# Off Topic > The Water Cooler >  >  extract data from a serial port

## danncas

Does anyone know how to exrtact data from a serial port?  I have a gram  scale that sends weight out on port com 2.  I want to get the data and then  time and date stamp it. I have tried and tried to use Agg software and have gotting know where.  The support there is very bad. Also  I have use Collect 6. and it works but the software is very exspensive for what I'm doing. :Confused:

----------


## NBVC

Moved to Watercooler.. not an Excel question.

----------


## sweep

Hi,

You could use windmill to do this - it's sartorius based, but may work with your balance.

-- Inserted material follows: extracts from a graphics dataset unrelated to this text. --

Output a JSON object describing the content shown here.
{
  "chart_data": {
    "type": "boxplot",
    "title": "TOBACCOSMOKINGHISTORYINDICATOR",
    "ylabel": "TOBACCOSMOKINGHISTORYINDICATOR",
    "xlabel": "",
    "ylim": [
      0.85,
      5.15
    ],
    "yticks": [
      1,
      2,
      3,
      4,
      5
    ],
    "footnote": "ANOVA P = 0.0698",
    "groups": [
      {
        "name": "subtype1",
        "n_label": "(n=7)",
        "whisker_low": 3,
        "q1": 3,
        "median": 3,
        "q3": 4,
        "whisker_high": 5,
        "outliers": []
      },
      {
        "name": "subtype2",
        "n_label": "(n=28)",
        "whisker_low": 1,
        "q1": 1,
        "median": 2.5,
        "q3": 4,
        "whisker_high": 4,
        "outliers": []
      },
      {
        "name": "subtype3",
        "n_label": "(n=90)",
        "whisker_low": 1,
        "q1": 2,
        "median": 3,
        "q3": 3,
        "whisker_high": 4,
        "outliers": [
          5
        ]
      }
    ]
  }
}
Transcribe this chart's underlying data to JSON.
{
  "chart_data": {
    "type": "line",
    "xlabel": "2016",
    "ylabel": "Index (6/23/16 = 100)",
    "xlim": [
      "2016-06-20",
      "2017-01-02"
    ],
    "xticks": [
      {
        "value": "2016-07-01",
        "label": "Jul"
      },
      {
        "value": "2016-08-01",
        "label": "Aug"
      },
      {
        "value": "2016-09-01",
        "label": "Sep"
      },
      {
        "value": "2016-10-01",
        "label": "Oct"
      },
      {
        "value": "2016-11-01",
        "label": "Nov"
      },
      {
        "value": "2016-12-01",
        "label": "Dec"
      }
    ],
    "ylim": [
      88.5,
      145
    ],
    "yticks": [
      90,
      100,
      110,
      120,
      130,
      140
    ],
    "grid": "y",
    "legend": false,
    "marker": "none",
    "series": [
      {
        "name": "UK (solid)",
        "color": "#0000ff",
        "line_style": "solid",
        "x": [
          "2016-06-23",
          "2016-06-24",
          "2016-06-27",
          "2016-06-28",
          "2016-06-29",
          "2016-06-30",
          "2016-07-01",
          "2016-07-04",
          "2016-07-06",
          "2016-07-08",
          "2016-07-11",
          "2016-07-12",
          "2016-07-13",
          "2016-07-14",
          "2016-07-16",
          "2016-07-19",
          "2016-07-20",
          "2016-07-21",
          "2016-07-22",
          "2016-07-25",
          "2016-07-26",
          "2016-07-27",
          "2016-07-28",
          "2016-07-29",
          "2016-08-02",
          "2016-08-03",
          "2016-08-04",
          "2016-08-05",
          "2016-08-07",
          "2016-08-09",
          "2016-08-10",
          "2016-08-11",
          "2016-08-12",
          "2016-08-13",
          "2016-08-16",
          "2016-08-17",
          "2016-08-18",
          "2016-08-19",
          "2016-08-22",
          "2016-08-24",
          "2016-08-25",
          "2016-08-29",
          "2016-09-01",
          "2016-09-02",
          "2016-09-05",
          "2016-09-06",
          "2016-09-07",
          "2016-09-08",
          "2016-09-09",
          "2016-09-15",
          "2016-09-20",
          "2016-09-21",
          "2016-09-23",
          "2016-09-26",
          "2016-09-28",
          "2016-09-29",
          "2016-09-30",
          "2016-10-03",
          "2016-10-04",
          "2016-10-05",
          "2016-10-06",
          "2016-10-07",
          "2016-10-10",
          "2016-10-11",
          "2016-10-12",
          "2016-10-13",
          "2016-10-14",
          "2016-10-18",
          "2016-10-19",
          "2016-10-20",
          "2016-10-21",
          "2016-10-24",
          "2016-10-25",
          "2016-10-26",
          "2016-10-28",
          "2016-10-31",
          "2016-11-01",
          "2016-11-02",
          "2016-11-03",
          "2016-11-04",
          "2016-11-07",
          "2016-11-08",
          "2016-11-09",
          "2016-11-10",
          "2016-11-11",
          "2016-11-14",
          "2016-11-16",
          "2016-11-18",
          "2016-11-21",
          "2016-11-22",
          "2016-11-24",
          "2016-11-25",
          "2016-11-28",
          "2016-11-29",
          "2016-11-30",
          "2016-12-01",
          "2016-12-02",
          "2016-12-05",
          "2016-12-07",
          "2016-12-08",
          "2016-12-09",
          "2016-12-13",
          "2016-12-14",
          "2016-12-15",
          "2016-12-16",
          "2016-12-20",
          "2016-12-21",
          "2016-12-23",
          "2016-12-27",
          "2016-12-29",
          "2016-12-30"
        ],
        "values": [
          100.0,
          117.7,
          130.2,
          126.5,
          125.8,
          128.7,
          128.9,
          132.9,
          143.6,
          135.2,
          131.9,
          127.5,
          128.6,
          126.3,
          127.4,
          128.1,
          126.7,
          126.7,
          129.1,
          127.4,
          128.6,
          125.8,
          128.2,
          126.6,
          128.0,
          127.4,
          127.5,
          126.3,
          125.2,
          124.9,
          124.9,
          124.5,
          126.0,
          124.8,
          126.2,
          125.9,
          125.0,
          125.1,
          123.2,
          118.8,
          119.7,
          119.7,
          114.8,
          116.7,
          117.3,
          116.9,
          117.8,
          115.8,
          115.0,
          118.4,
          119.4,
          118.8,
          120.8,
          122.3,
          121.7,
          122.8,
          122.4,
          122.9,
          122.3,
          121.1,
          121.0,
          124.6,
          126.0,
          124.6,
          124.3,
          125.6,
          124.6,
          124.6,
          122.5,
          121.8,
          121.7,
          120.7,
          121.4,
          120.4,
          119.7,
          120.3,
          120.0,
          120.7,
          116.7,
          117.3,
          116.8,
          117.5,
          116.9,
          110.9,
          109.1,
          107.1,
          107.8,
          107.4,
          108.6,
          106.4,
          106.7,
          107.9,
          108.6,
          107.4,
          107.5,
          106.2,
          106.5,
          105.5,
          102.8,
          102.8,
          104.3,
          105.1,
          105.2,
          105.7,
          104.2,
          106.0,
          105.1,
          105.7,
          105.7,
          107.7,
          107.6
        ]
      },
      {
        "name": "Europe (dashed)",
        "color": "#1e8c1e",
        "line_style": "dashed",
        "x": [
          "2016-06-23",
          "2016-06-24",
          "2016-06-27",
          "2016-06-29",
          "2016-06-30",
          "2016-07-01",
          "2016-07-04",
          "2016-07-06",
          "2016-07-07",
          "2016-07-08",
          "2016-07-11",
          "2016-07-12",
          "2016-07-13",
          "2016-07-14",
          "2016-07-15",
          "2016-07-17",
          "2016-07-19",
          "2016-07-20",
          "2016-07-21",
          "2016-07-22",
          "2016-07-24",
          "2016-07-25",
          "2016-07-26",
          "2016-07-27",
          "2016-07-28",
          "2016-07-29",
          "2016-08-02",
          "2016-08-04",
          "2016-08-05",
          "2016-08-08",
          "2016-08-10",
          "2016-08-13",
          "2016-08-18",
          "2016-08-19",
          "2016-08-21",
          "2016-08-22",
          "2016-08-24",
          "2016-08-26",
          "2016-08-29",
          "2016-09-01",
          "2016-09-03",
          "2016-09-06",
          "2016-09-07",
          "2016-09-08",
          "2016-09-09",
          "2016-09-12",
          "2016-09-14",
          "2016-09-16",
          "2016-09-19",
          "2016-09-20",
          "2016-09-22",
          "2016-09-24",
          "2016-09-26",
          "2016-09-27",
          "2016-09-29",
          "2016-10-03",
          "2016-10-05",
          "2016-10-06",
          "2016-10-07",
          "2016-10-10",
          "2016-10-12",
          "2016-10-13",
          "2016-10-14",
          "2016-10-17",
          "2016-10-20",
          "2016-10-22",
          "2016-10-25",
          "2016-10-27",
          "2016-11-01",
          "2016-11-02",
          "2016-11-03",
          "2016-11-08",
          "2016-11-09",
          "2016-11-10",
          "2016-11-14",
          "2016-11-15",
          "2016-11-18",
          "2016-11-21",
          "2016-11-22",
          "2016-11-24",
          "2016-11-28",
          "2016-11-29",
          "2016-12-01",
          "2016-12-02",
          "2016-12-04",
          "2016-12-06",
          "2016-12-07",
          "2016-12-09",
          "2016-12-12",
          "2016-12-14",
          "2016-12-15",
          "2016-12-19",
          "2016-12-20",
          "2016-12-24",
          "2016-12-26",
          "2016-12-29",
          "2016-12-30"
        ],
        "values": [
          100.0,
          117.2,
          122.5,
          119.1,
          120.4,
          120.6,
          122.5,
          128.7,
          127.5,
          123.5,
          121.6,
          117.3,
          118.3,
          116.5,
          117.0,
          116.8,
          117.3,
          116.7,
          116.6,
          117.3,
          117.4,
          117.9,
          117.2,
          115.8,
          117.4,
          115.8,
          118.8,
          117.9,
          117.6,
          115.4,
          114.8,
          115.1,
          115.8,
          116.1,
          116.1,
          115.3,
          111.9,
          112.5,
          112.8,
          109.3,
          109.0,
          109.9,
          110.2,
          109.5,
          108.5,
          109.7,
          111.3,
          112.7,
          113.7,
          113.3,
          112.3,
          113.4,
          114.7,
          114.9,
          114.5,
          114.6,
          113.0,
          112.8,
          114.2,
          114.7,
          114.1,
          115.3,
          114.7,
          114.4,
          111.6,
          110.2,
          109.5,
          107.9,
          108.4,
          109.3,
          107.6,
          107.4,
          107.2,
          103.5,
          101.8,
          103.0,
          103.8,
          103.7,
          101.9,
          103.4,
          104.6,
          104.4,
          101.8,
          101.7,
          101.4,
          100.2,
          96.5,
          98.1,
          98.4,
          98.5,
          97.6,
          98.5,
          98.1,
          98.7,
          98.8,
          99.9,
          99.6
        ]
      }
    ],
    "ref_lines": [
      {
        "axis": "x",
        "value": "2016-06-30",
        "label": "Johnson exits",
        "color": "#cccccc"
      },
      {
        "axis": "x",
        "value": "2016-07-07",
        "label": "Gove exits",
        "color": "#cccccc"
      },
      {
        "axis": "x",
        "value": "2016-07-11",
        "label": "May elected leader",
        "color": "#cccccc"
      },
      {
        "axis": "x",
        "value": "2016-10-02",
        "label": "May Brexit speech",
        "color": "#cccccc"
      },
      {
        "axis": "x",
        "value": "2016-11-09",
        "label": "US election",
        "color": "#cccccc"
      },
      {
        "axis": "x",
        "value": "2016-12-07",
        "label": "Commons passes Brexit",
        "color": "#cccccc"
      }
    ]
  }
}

http://www.windmill.co.uk/sartorius.html

----------


## danncas

> Hi,
> 
> You could use windmill to do this - it's sartorius based, but may work with your balance.
> 
> http://www.windmill.co.uk/sartorius.html



THANK YOU ! YOU HAVE BEEN A BIG HELP. Its funny that the above post states that this is not an Excel isuse. Thanks again. I'm looking into it and others.

----------


## squiggler47

You could try :-
http://www.mikmo.dk/gobetwino.html

its open source, and it worked ok to read data from my GPS so you could probably get it to work easily with excel and it writes to CSV which can easily be loaded into excel!

----------


## Mike_XVB

It is an Excel Question.

This may help: http://dev.emcelettronica.com/serial...tion-excel-vba
or
http://mc-computing.com/Languages/SerialIO.htm

With regards to the first, it gives a talk-through on how to do it. people leaving comment report it works
but for me it gave no response at all for any of the buttons I clicked. If any one gets it working
please leave a post here saying how they did it. Thanks.

----------


## TMS

And you could Google: excel+get+data+from+serial+port


Regards, TMS

----------